L’horreur d’un sauvetage en Méditerranée et la culpabilité de l’Europe

Un document vidéo ambitieux publié le 23 janvier par le New York Times montre comment une équipe de gardes-côtes libyens, intervenus sur les lieux d’un naufrage le 6 novembre 2017, a laissé 20 migrants se noyer en mer, littéralement sous ses yeux. Parmi les garde-côtes plusieurs personnes avaient reçu une formation de l’Union européenne. Ce document a été soumis à la Cour européenne des droits de l’homme en mai 2018 dans le cadre d’une requête contre l’Italie au nom des survivants et des parents de deux enfants décédés après le naufrage.

https://nyti.ms/2Rd3XnK

Parmi tant d’autre un drame qui aurait pu être évité

Sur les lieux du drame le navire de l’ONG allemande Sea-Watch arrive peu après les libyens et démarre son opération rapidement pour sauver autant de naufragés que possible. Mais l’équipage du Sea-Watch peine à venir en aide aux naufragés très dispersés et constate que les gardes-côtes ne font rien pour sauver les personnes ou font semblant de leur jeter des bouées trop loin des victimes qui se noient. D’autres migrants sont battus une fois sortis de l’eau, d’autres sont littéralement repoussés alors qu’ils essaient de s’agripper aux cordes pour se hisser. En tout 47 migrants ont été ramenées vers d’horribles conditions de détention en Libye.

Un travail de recherche et de journalisme exemplaire

Ce documentaire a été produit grâce au long travail de collaboration des journalistes d’investigation du New York Times, The Times, experts légistes (Forensic Architecture, Forensic Oceanography) et des rescapés retrouvés en Europe.
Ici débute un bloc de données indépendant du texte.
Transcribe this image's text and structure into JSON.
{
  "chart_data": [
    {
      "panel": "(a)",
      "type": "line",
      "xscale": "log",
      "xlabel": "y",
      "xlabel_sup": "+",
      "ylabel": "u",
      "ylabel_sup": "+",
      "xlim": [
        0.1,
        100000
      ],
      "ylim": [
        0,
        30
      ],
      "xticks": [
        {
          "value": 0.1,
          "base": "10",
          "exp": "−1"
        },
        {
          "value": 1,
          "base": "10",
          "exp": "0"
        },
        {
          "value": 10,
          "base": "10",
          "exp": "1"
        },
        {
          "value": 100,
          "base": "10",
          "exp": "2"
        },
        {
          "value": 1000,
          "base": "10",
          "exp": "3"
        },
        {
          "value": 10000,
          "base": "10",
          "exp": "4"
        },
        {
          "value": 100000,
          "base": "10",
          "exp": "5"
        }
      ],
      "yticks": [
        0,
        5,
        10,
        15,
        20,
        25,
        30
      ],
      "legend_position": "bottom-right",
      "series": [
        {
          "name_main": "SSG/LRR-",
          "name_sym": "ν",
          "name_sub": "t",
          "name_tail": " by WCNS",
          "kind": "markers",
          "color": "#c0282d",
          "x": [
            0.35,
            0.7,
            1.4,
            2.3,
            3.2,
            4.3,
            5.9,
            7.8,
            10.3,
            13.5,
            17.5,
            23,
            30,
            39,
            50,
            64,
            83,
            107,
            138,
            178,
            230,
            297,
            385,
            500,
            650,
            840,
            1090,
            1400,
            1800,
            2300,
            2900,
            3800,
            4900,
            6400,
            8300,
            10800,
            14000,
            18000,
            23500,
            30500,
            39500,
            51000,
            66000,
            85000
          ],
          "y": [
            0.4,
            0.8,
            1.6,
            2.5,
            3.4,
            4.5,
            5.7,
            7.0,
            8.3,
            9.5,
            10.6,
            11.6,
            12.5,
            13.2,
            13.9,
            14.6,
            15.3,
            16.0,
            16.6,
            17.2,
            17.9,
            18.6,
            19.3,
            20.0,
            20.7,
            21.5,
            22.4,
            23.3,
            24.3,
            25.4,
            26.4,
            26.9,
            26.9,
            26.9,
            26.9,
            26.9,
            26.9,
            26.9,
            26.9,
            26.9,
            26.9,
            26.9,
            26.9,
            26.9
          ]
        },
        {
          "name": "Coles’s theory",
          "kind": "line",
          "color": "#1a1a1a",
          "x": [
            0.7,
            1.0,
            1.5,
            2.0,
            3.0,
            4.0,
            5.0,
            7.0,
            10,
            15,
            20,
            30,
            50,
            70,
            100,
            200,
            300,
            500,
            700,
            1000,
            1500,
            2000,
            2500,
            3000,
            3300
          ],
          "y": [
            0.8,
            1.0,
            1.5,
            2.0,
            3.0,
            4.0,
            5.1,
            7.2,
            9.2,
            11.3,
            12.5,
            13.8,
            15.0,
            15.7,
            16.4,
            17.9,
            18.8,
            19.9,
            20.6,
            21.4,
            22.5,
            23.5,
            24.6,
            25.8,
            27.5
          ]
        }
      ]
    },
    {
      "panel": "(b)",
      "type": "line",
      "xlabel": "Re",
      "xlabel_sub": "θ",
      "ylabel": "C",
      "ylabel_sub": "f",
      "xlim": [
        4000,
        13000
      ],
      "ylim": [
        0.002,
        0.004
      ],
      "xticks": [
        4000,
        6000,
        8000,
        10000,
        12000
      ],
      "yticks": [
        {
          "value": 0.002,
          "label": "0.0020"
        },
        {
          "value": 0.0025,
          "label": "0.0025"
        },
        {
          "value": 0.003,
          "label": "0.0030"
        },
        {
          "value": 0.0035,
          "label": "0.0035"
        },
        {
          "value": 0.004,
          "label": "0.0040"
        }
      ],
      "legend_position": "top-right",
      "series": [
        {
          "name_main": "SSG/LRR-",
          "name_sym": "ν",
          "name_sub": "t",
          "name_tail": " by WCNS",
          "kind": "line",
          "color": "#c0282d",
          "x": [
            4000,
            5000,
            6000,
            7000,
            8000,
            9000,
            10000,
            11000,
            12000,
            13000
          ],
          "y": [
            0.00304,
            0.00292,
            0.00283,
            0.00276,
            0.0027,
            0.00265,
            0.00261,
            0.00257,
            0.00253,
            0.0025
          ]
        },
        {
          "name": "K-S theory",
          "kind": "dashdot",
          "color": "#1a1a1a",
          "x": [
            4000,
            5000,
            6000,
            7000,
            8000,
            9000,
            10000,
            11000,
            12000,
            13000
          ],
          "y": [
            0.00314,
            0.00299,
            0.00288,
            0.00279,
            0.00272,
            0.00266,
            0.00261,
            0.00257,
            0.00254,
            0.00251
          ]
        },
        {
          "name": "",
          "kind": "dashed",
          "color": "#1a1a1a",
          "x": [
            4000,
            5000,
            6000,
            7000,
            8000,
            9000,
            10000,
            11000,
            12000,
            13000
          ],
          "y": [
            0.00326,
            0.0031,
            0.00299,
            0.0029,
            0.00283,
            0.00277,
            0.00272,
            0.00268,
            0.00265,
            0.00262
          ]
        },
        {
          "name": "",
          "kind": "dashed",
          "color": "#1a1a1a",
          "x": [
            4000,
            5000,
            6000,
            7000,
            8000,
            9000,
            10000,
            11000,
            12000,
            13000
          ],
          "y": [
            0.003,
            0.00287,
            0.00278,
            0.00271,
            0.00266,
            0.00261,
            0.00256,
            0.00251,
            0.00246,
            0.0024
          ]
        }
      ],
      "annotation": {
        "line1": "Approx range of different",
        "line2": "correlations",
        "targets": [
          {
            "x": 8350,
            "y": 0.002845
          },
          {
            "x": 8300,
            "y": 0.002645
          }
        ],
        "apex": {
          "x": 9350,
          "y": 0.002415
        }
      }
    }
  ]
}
Aucun documentaire n’a aussi bien montré les dangers de la traversée pour toutes ces personnes enfin libérées des centres de détention en Libye, ni les peurs des migrants sur le point de disparaître au fond de la mer, ni l’insoutenable impuissance des humanitaires qui voient une personne couler à juste trois mètres. Aucun documentaire n’a aussi bien exposé la confrontation chaotique entre les gardes-côtes libyens – financés par l’Union européenne – et les navires de sauvetages des organisations humanitaires.  

Le message du film 

Fondamentalement, ce film révèle surtout comment les politiques anti-réfugiés et anti-migrants en Europe ont aggravé la crise. Depuis 2014, 16’000 migrants ont disparu noyés en Méditerranée. Durant le week-end du 19 et 20 janvier dernier, plus de 100 personnes ont trouvé la mort au large des côtes libyennes. Depuis le 19 janvier, 47 rescapés se trouvent à bord du Sea Watch à quelques kilomètres de Syracuse empêchés de débarquer en Italie. Le 23 janvier, l’Allemagne suspendait brusquement le déploiement d’un navire de guerre allemand destiné à la mission Sophia de l’Union européenne accusant le commandement italien de la mission de détourner les forces navales allemandes des activités de sauvetage en mer.

Le Conseil présidentiel en Libye estime qu’il y a 800’000 migrants illégaux qui circulent librement en Libye et 20’000 migrants  détenus dans des centres officiels. Combien sont-ils dans les lieux cachés? Difficile à dire mais une chose est sûre, les traversées continueront en 2019 car la Libye et ces centres sont un cauchemar sans nom. Le dernier rapport de l’organisation Human Rights Watch « No Escape from Hell » (Janvier 2019) présente en détails toutes les souffrances endurées dans les centres libyens.

Que faut-il de plus aux gouvernements européens (y compris la Suisse) pour comprendre qu’il est temps d’organiser correctement les sauvetages en Méditerranées et les débarquements sur sol européen?